It's hard to say the Spurs need to shift paradigms when they are only not "championship contenders" because they might not be able to beat the Warriors. That's only a temporary obstacle. They would beat Houston and OKC in the playoffs, so it's not particularly clear that those teams have the right paradigm either.
The Spurs' weakness in their back court has nothing to do with Pop's philosophy for roster management. It has everything to do with the individual players declining. These guys in their 2014 forms would form an elite perimeter unit. The reason why that seems like a style other teams don't follow is that other teams don't have four backcourt guys who have been good enough and selfless enough financially to stay together that long. If the Warriors stay good for three or four more years, we'll stay to see them go the same way. Utah let their guys play forever. Nash and Hill were there until they were jerky. Memphis only let Carter and ZBo walk because they switched coaches, and they are clinging to Marc and Conley even still. Dallas with Dirk and Barea. We can keep going.

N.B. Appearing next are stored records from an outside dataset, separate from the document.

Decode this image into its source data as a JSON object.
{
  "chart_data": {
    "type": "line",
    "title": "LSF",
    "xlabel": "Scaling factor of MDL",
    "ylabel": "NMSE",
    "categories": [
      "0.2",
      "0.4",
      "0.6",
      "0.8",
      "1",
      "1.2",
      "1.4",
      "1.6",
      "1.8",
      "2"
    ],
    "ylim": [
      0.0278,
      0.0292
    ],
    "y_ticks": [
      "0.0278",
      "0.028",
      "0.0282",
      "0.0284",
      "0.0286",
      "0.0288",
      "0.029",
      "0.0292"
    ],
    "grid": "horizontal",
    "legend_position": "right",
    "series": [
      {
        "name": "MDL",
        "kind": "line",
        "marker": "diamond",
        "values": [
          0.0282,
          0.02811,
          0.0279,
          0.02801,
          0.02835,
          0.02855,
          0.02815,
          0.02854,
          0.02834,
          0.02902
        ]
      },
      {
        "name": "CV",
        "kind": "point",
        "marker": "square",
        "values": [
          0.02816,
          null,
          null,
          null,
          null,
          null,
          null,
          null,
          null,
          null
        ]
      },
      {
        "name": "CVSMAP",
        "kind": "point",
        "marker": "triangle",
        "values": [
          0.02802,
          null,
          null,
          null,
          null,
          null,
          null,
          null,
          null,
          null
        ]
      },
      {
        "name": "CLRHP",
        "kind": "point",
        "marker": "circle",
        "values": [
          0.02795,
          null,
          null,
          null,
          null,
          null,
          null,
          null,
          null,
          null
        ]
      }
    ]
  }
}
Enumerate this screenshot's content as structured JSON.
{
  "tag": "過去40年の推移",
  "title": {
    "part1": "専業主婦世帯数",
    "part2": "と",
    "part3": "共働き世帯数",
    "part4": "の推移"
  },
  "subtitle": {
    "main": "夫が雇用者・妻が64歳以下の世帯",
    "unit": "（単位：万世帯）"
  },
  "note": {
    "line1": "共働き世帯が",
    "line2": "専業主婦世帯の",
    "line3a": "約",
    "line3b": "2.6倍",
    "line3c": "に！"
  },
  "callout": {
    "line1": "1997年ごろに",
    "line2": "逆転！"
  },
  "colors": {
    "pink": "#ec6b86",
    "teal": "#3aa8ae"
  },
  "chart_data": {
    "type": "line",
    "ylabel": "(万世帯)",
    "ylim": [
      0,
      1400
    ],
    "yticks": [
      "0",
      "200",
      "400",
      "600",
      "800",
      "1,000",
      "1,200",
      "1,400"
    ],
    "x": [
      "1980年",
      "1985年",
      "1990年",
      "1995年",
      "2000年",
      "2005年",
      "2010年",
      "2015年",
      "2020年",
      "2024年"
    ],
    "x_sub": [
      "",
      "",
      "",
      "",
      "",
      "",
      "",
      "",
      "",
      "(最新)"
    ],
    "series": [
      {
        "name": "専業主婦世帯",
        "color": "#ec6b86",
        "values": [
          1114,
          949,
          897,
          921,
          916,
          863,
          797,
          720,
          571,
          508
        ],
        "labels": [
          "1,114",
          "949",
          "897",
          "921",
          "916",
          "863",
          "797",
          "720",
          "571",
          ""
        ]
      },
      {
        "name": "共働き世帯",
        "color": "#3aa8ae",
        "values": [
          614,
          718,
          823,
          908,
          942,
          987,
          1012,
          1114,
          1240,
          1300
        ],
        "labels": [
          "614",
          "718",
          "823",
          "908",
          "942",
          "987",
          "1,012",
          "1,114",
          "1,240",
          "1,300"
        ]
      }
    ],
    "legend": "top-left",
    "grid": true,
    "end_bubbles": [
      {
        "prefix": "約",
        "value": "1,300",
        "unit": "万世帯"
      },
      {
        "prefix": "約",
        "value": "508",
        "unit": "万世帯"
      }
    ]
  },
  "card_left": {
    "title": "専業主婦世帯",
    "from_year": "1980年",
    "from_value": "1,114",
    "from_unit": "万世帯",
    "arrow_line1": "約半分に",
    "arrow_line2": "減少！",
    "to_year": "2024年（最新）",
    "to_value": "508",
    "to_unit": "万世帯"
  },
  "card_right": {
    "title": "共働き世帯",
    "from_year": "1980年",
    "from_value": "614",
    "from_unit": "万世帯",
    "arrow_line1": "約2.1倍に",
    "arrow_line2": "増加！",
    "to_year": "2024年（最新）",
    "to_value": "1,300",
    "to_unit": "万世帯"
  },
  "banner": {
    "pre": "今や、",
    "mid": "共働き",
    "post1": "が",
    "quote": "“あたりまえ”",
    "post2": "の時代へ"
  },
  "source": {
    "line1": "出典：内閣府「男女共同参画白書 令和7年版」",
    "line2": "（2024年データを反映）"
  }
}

Mills isn't old, used to be dynamic and was important for chemistry. I wouldn't have kept him, but I don't think it was a bad move, especially independent from salary. Manu was iffy, but he's playing so well that isn't the problem. Parker played well to end his season last year and may still do so again. I've wanted them to upgrade the backcourt for years now, but I also think they are playing about as badly as they are going to play this year. The team drafted two guards in a row along with having a promising one in Forbes locked into an Arenas RFA situation. It's not like they don't have a semblance of a future there. The plan going forward is to get the most of out Parker/Murray, keep Manu on ice, get Green healthy and hope Patty can become more consistent. That's dicey, but it's not that much worse than hoping Gay and Kawhi are healthy, that Pau stays effective in May and that Anderson or Bertans can be a rotation player going forward.